Our studies find that 75% of parents feel they do not have enough time with their children, up from 66% in 1992. Are these feelings accurate? Our studies—and other studies—show that mothers are spending as much time with their children as they did in the 1970s. And fathers—especially Gen X fathers and Millennial fathers—are spending a lot more time with their children than fathers did in the 1970s.
WHY do children feel less deprived of time with their parents than the parents feel?
Our studies find that 67% of children 8 through 18 years old say they have ENOUGH time with their mothers and 60% say they have ENOUGH time with their fathers. One might think that children, especially older children, don’t want to be with their parents as much as parents want to be with them. But our studies show that it is older children—more so than younger children—who want more time with their parents. In fact, among children 13 through 18, 49% say they do NOT have enough time with their mothers and 64% say they do NOT have enough time with their fathers. Children 8 through 12 are also more likely to want more time with their fathers.
These are WHYS the Families and Work Institute seeks to try to answer through research.
MAYBE it’s that we tend to think about the amount of time we spend with children as separate from what happens during that time—quality time versus quantity time.
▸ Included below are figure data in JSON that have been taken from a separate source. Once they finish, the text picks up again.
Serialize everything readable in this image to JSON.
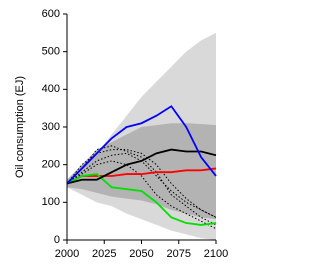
{
  "chart_data": {
    "type": "line",
    "y_label": "Oil consumption (EJ)",
    "x": [
      2000,
      2010,
      2020,
      2030,
      2040,
      2050,
      2060,
      2070,
      2080,
      2090,
      2100
    ],
    "xlim": [
      2000,
      2100
    ],
    "xticks": [
      2000,
      2025,
      2050,
      2075,
      2100
    ],
    "ylim": [
      0,
      600
    ],
    "yticks": [
      0,
      100,
      200,
      300,
      400,
      500,
      600
    ],
    "bands": [
      {
        "color": "#d9d9d9",
        "lower": [
          140,
          120,
          100,
          90,
          70,
          55,
          40,
          25,
          15,
          5,
          0
        ],
        "upper": [
          160,
          190,
          230,
          280,
          330,
          380,
          420,
          460,
          500,
          530,
          550
        ]
      },
      {
        "color": "#b3b3b3",
        "lower": [
          140,
          135,
          125,
          115,
          110,
          105,
          95,
          80,
          70,
          60,
          55
        ],
        "upper": [
          160,
          200,
          240,
          260,
          280,
          300,
          305,
          310,
          310,
          308,
          305
        ]
      }
    ],
    "series": [
      {
        "color": "#000000",
        "dash": true,
        "values": [
          150,
          200,
          230,
          240,
          240,
          230,
          200,
          150,
          110,
          80,
          60
        ]
      },
      {
        "color": "#000000",
        "dash": true,
        "values": [
          150,
          190,
          240,
          250,
          235,
          220,
          180,
          120,
          90,
          60,
          40
        ]
      },
      {
        "color": "#000000",
        "dash": true,
        "values": [
          150,
          180,
          210,
          225,
          230,
          210,
          170,
          130,
          100,
          80,
          60
        ]
      },
      {
        "color": "#000000",
        "dash": true,
        "values": [
          150,
          175,
          200,
          210,
          200,
          170,
          120,
          90,
          70,
          50,
          30
        ]
      },
      {
        "color": "#ff0000",
        "values": [
          150,
          170,
          170,
          170,
          175,
          175,
          180,
          180,
          185,
          185,
          190
        ]
      },
      {
        "color": "#00e000",
        "values": [
          150,
          170,
          175,
          140,
          135,
          130,
          100,
          60,
          45,
          40,
          45
        ]
      },
      {
        "color": "#000000",
        "values": [
          150,
          160,
          160,
          180,
          200,
          210,
          230,
          240,
          235,
          235,
          225
        ]
      },
      {
        "color": "#0000ff",
        "values": [
          150,
          190,
          230,
          270,
          300,
          310,
          330,
          355,
          300,
          220,
          170
        ]
      }
    ]
  }
}
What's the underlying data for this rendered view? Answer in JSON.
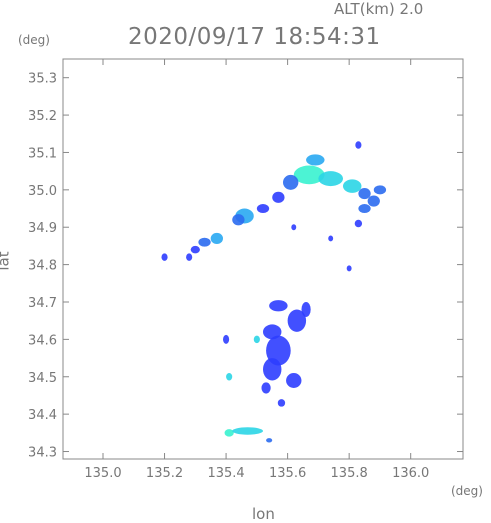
{
  "chart_data": {
    "type": "heatmap",
    "header": "ALT(km)  2.0",
    "title": "2020/09/17 18:54:31",
    "xlabel": "lon",
    "ylabel": "lat",
    "x_unit": "(deg)",
    "y_unit": "(deg)",
    "xlim": [
      134.87,
      136.17
    ],
    "ylim": [
      34.28,
      35.35
    ],
    "x_ticks": [
      "135.0",
      "135.2",
      "135.4",
      "135.6",
      "135.8",
      "136.0"
    ],
    "y_ticks": [
      "34.3",
      "34.4",
      "34.5",
      "34.6",
      "34.7",
      "34.8",
      "34.9",
      "35.0",
      "35.1",
      "35.2",
      "35.3"
    ],
    "grid": false,
    "echo_colors": [
      "#2e3dff",
      "#2b6bf0",
      "#29a9f2",
      "#2bd5e6",
      "#38f2cf"
    ],
    "echoes": [
      {
        "lon": 135.67,
        "lat": 35.04,
        "rx": 0.05,
        "ry": 0.025,
        "level": 4
      },
      {
        "lon": 135.74,
        "lat": 35.03,
        "rx": 0.04,
        "ry": 0.02,
        "level": 3
      },
      {
        "lon": 135.69,
        "lat": 35.08,
        "rx": 0.03,
        "ry": 0.015,
        "level": 2
      },
      {
        "lon": 135.81,
        "lat": 35.01,
        "rx": 0.03,
        "ry": 0.018,
        "level": 3
      },
      {
        "lon": 135.85,
        "lat": 34.99,
        "rx": 0.02,
        "ry": 0.015,
        "level": 1
      },
      {
        "lon": 135.9,
        "lat": 35.0,
        "rx": 0.02,
        "ry": 0.012,
        "level": 1
      },
      {
        "lon": 135.88,
        "lat": 34.97,
        "rx": 0.02,
        "ry": 0.015,
        "level": 1
      },
      {
        "lon": 135.85,
        "lat": 34.95,
        "rx": 0.02,
        "ry": 0.012,
        "level": 1
      },
      {
        "lon": 135.83,
        "lat": 35.12,
        "rx": 0.01,
        "ry": 0.01,
        "level": 0
      },
      {
        "lon": 135.61,
        "lat": 35.02,
        "rx": 0.025,
        "ry": 0.02,
        "level": 1
      },
      {
        "lon": 135.57,
        "lat": 34.98,
        "rx": 0.02,
        "ry": 0.015,
        "level": 0
      },
      {
        "lon": 135.46,
        "lat": 34.93,
        "rx": 0.03,
        "ry": 0.02,
        "level": 2
      },
      {
        "lon": 135.44,
        "lat": 34.92,
        "rx": 0.02,
        "ry": 0.015,
        "level": 1
      },
      {
        "lon": 135.52,
        "lat": 34.95,
        "rx": 0.02,
        "ry": 0.012,
        "level": 0
      },
      {
        "lon": 135.37,
        "lat": 34.87,
        "rx": 0.02,
        "ry": 0.015,
        "level": 2
      },
      {
        "lon": 135.33,
        "lat": 34.86,
        "rx": 0.02,
        "ry": 0.012,
        "level": 1
      },
      {
        "lon": 135.3,
        "lat": 34.84,
        "rx": 0.015,
        "ry": 0.01,
        "level": 0
      },
      {
        "lon": 135.28,
        "lat": 34.82,
        "rx": 0.01,
        "ry": 0.01,
        "level": 0
      },
      {
        "lon": 135.57,
        "lat": 34.69,
        "rx": 0.03,
        "ry": 0.015,
        "level": 0
      },
      {
        "lon": 135.66,
        "lat": 34.68,
        "rx": 0.015,
        "ry": 0.02,
        "level": 0
      },
      {
        "lon": 135.63,
        "lat": 34.65,
        "rx": 0.03,
        "ry": 0.03,
        "level": 0
      },
      {
        "lon": 135.55,
        "lat": 34.62,
        "rx": 0.03,
        "ry": 0.02,
        "level": 0
      },
      {
        "lon": 135.57,
        "lat": 34.57,
        "rx": 0.04,
        "ry": 0.04,
        "level": 0
      },
      {
        "lon": 135.55,
        "lat": 34.52,
        "rx": 0.03,
        "ry": 0.03,
        "level": 0
      },
      {
        "lon": 135.62,
        "lat": 34.49,
        "rx": 0.025,
        "ry": 0.02,
        "level": 0
      },
      {
        "lon": 135.53,
        "lat": 34.47,
        "rx": 0.015,
        "ry": 0.015,
        "level": 0
      },
      {
        "lon": 135.41,
        "lat": 34.5,
        "rx": 0.01,
        "ry": 0.01,
        "level": 3
      },
      {
        "lon": 135.4,
        "lat": 34.6,
        "rx": 0.01,
        "ry": 0.012,
        "level": 0
      },
      {
        "lon": 135.5,
        "lat": 34.6,
        "rx": 0.01,
        "ry": 0.01,
        "level": 3
      },
      {
        "lon": 135.58,
        "lat": 34.43,
        "rx": 0.012,
        "ry": 0.01,
        "level": 0
      },
      {
        "lon": 135.41,
        "lat": 34.35,
        "rx": 0.015,
        "ry": 0.01,
        "level": 4
      },
      {
        "lon": 135.47,
        "lat": 34.355,
        "rx": 0.05,
        "ry": 0.01,
        "level": 3
      },
      {
        "lon": 135.54,
        "lat": 34.33,
        "rx": 0.01,
        "ry": 0.006,
        "level": 1
      },
      {
        "lon": 135.2,
        "lat": 34.82,
        "rx": 0.01,
        "ry": 0.01,
        "level": 0
      },
      {
        "lon": 135.62,
        "lat": 34.9,
        "rx": 0.008,
        "ry": 0.008,
        "level": 0
      },
      {
        "lon": 135.74,
        "lat": 34.87,
        "rx": 0.008,
        "ry": 0.008,
        "level": 0
      },
      {
        "lon": 135.8,
        "lat": 34.79,
        "rx": 0.008,
        "ry": 0.008,
        "level": 0
      },
      {
        "lon": 135.83,
        "lat": 34.91,
        "rx": 0.012,
        "ry": 0.01,
        "level": 0
      }
    ]
  }
}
Children don’t tend to see the amount of time and what happens during that time as separate. In one study, if given one wish to change the way a parent’s work affects their lives, the largest proportion of children did not wish for more time together—as the majority of parents thought they would. Children wished their parents would be less tired and stressed.
As well, our studies find that children would replace the concepts of “quality time” and “quantity time” with “focused time” and “hang-around time.”
MAYBE our concepts of time haven’t evolved from industrial era concepts to information era concepts.
We feel pressured to keep that factory line moving--to keep running that marathon, especially when so many of us have electronic tethers to work. However, our studies show that as parents, we feel less conflict between work and family lives when we feel we can really focus on our children AND on ourselves.
WHY NOT reinvent our concepts of time so that we are not always chopping time up into packed little intervals? Instead, try to create some time when we are hanging out and some when we are focusing on each other. It’s about time we do!